With regards to the recent dos + inflation bug, and seeing that most nodes on the network have still not upgraded with the patch (lukedashjr's chart here: https://luke.dashjr.org/programs/bitcoin/files/charts/security.html), I think the least understood aspect of Bitcoin to me is this idea of economic majority. Can you someone elaborate on the economic majority? Suppose in a scenario, I have a node running following the rules of Bitcoin Core v0.17.0 and if I die, but I still want those rules to be enforced, can I do that? Do ancestor nodes have any consensus role to play or only the ones being used today ("economic" nodes, i.e. exchanges, miners, merchants) matter?
the recent dos + inflation bug
That would be CVE-2018-17144
Can you someone elaborate on the economic majority?
A definition from Concensus as a service, Swanson, 2015
A consensus mechanism is the process in which a majority (or in some cases all) of network validators come to agreement on the state of a ledger. It is a set of rules and procedures that allows maintaining coherent set of facts between multiple participating nodes. In the case of Bitcoin, the “longest chain” – the chain with the most proof-of-work – is considered to be the valid ledger.
Active nodes reject transactions or blocks that don't meet the rules.
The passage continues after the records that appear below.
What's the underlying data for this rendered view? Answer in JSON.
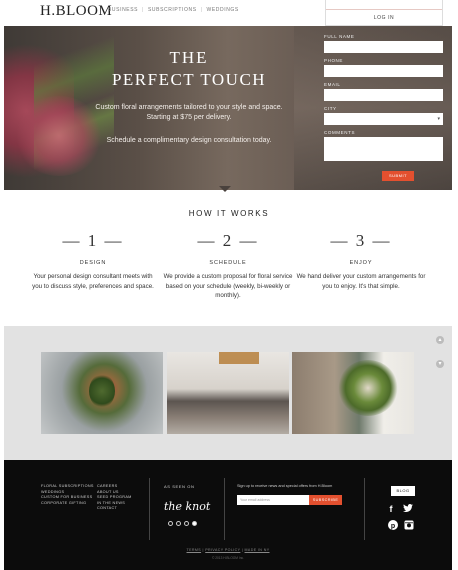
{
  "header": {
    "logo": "H.BLOOM",
    "nav": [
      "BUSINESS",
      "SUBSCRIPTIONS",
      "WEDDINGS"
    ],
    "login_label": "LOG IN"
  },
  "hero": {
    "title_line1": "THE",
    "title_line2": "PERFECT TOUCH",
    "subtitle": "Custom floral arrangements tailored to your style and space. Starting at $75 per delivery.",
    "subtitle2": "Schedule a complimentary design consultation today."
  },
  "form": {
    "full_name_label": "FULL NAME",
    "phone_label": "PHONE",
    "email_label": "EMAIL",
    "city_label": "CITY",
    "comments_label": "COMMENTS",
    "submit_label": "SUBMIT"
  },
  "how": {
    "title": "HOW IT WORKS",
    "steps": [
      {
        "num": "— 1 —",
        "name": "DESIGN",
        "desc": "Your personal design consultant meets with you to discuss style, preferences and space."
      },
      {
        "num": "— 2 —",
        "name": "SCHEDULE",
        "desc": "We provide a custom proposal for floral service based on your schedule (weekly, bi-weekly or monthly)."
      },
      {
        "num": "— 3 —",
        "name": "ENJOY",
        "desc": "We hand deliver your custom arrangements for you to enjoy. It's that simple."
      }
    ]
  },
  "footer": {
    "col1": [
      "FLORAL SUBSCRIPTIONS",
      "WEDDINGS",
      "CUSTOM FOR BUSINESS",
      "CORPORATE GIFTING"
    ],
    "col2": [
      "CAREERS",
      "ABOUT US",
      "SEED PROGRAM",
      "IN THE NEWS",
      "CONTACT"
    ],
    "seen_label": "AS SEEN ON",
    "seen_logo": "the knot",
    "newsletter_label": "Sign up to receive news and special offers from H.Bloom",
    "newsletter_placeholder": "Your email address",
    "subscribe_label": "SUBSCRIBE",
    "blog_label": "BLOG",
    "legal": [
      "TERMS",
      "PRIVACY POLICY",
      "MADE IN NY"
    ],
    "copyright": "© 2013 H.BLOOM Inc."
  },
  "colors": {
    "accent": "#e3502f",
    "footer_bg": "#0c0c0c",
    "gallery_bg": "#e2e2e2"
  },
  "icons": [
    "facebook-icon",
    "twitter-icon",
    "pinterest-icon",
    "instagram-icon",
    "chevron-up-icon",
    "chevron-down-icon"
  ]
}
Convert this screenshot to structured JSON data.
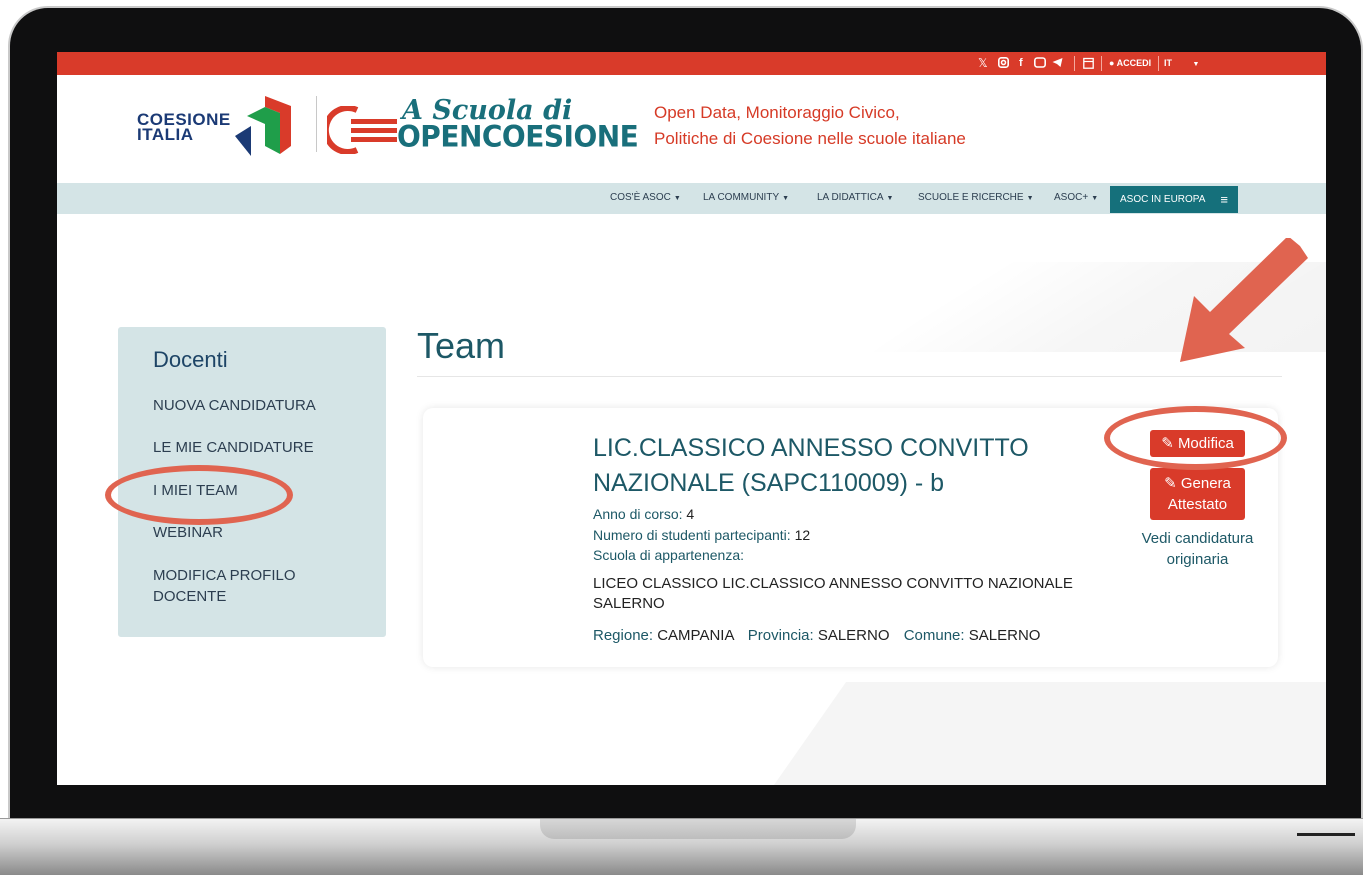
{
  "topbar": {
    "social_icons": [
      "x-icon",
      "instagram-icon",
      "facebook-icon",
      "youtube-icon",
      "telegram-icon"
    ],
    "calendar_icon": "calendar-icon",
    "login_label": "ACCEDI",
    "language": "IT",
    "colors": {
      "bar": "#d93b2a"
    }
  },
  "header": {
    "coesione_logo": "COESIONE\nITALIA",
    "asoc_line1": "A Scuola di",
    "asoc_line2": "OPENCOESIONE",
    "tagline_1": "Open Data, Monitoraggio Civico,",
    "tagline_2": "Politiche di Coesione nelle scuole italiane"
  },
  "nav": {
    "items": [
      {
        "label": "COS'È ASOC"
      },
      {
        "label": "LA COMMUNITY"
      },
      {
        "label": "LA DIDATTICA"
      },
      {
        "label": "SCUOLE E RICERCHE"
      },
      {
        "label": "ASOC+"
      }
    ],
    "cta": "ASOC IN EUROPA"
  },
  "sidebar": {
    "title": "Docenti",
    "links": [
      {
        "label": "NUOVA CANDIDATURA"
      },
      {
        "label": "LE MIE CANDIDATURE"
      },
      {
        "label": "I MIEI TEAM"
      },
      {
        "label": "WEBINAR"
      },
      {
        "label": "MODIFICA PROFILO DOCENTE"
      }
    ]
  },
  "main": {
    "page_title": "Team",
    "team": {
      "name": "LIC.CLASSICO ANNESSO CONVITTO NAZIONALE (SAPC110009) - b",
      "anno_label": "Anno di corso:",
      "anno_value": "4",
      "studenti_label": "Numero di studenti partecipanti:",
      "studenti_value": "12",
      "scuola_label": "Scuola di appartenenza:",
      "scuola_value": "LICEO CLASSICO LIC.CLASSICO ANNESSO CONVITTO NAZIONALE SALERNO",
      "regione_label": "Regione:",
      "regione_value": "CAMPANIA",
      "provincia_label": "Provincia:",
      "provincia_value": "SALERNO",
      "comune_label": "Comune:",
      "comune_value": "SALERNO"
    },
    "actions": {
      "modifica": "Modifica",
      "genera_attestato": "Genera Attestato",
      "vedi_candidatura": "Vedi candidatura originaria"
    }
  },
  "colors": {
    "accent_red": "#d93b2a",
    "teal": "#15707b",
    "annotation": "#e06450"
  }
}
If some nodes have a different set of rules, there can be effectively a fork in the blockchain.
Ultimately it is the longest version of the blockchain that prevails. This has the most proof-of-work embodied in it.
In the case of the bug mentioned, as more nodes get upgraded, they will reject any blocks that contain transactions that attempt to exploit the bug. There will be invalidated blocks.
Only active nodes play any part in enforcing concensus rules. Nodes which are not currently propagating transactions or blocks play no part in this.